How to convert JPG to PNG
Add your JPG images
Drop your .jpg files into the box, or pick them from your device.
Convert
ConvertPixie re-saves each image as a lossless PNG, right in your browser.
Download
Grab each PNG, or download them all together as a ZIP.
Why convert JPG to PNG?
JPG is small and great for sharing, but it's lossy and re-saving it again and again slowly degrades the image. PNG is lossless and supports transparency, so it's the better home for anything you plan to edit, layer or export repeatedly — logos, screenshots, graphics and overlays. One honest note: converting JPG to PNG won't restore quality that JPG already threw away. It simply stops any further loss from here on, so future edits stay crisp. ConvertPixie does it instantly on your device — no app to install and nothing uploaded to a server.

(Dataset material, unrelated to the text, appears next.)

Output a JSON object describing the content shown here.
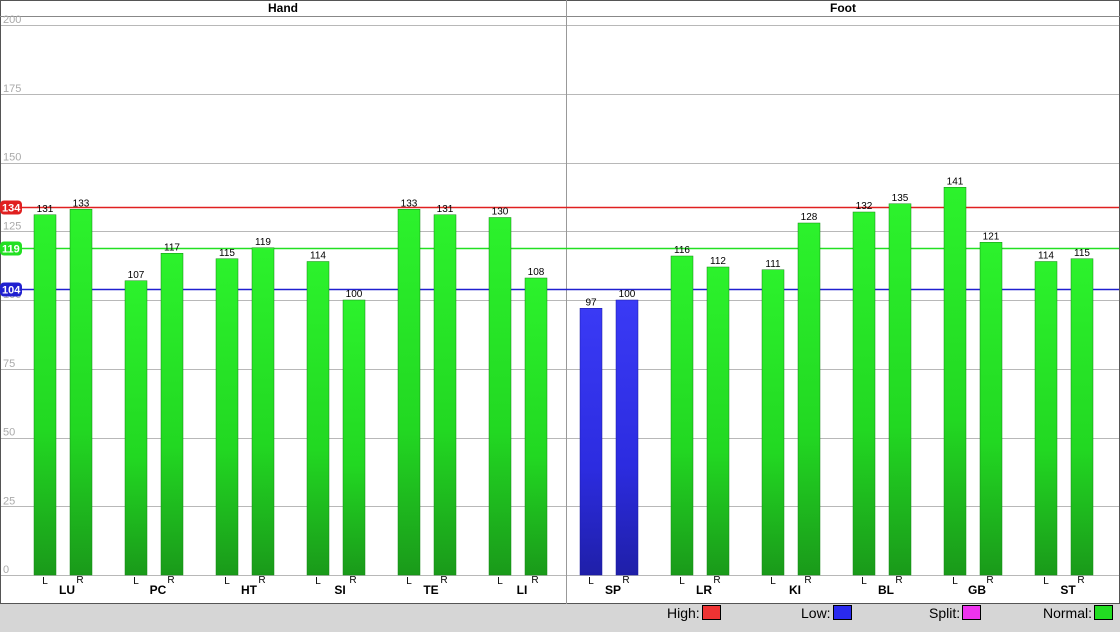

Your images never leave your device
ConvertPixie reads your JPG and writes the PNG right here in your browser. Nothing is uploaded or stored — ideal for images you'd rather keep to yourself.
Frequently asked questions
Will converting to PNG improve my JPG's quality?

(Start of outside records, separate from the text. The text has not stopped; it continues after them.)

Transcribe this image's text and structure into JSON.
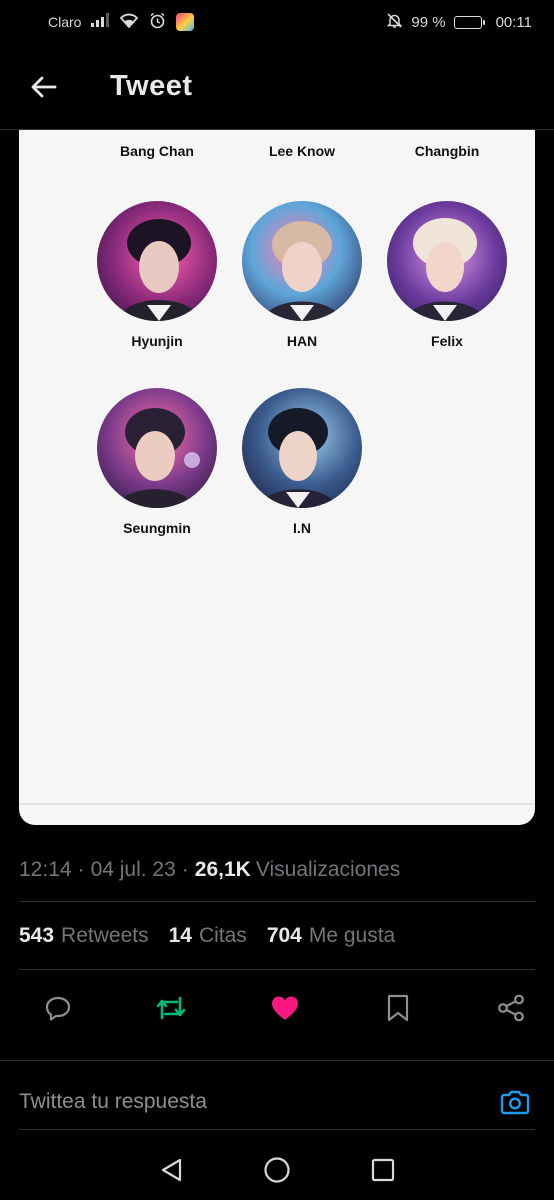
{
  "status_bar": {
    "carrier": "Claro",
    "battery": "99 %",
    "battery_level": 0.99,
    "time": "00:11"
  },
  "header": {
    "title": "Tweet"
  },
  "members": [
    {
      "name": "Bang Chan"
    },
    {
      "name": "Lee Know"
    },
    {
      "name": "Changbin"
    },
    {
      "name": "Hyunjin"
    },
    {
      "name": "HAN"
    },
    {
      "name": "Felix"
    },
    {
      "name": "Seungmin"
    },
    {
      "name": "I.N"
    }
  ],
  "meta": {
    "time": "12:14",
    "date": "04 jul. 23",
    "separator": "·",
    "views": "26,1K",
    "views_label": "Visualizaciones"
  },
  "stats": {
    "retweets": "543",
    "retweets_label": "Retweets",
    "quotes": "14",
    "quotes_label": "Citas",
    "likes": "704",
    "likes_label": "Me gusta"
  },
  "reply": {
    "placeholder": "Twittea tu respuesta"
  },
  "colors": {
    "retweet": "#00ba7c",
    "like": "#f91880",
    "camera": "#1d9bf0"
  }
}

No. Any detail JPG already discarded is gone for good — PNG can't bring it back. What PNG does give you is lossless from here on, so no further quality is lost when you re-save or edit the image.
Why convert a JPG to PNG at all?
PNG is lossless and supports transparency, which makes it ideal for editing, logos, overlays and images you'll re-save many times without quality loss building up.
Are my images uploaded anywhere?
No. The conversion happens entirely in your browser. Your JPG images never leave your device and nothing is sent to a server.
Can I convert several JPG files at once?
Yes. Add as many JPG images as you like, convert them all, then download each PNG or grab them together as a ZIP.
Will the PNG be bigger than the JPG?
Usually yes. PNG stores the image losslessly, so for photos it's often larger than the original JPG. That's the trade-off for keeping every pixel and supporting transparency.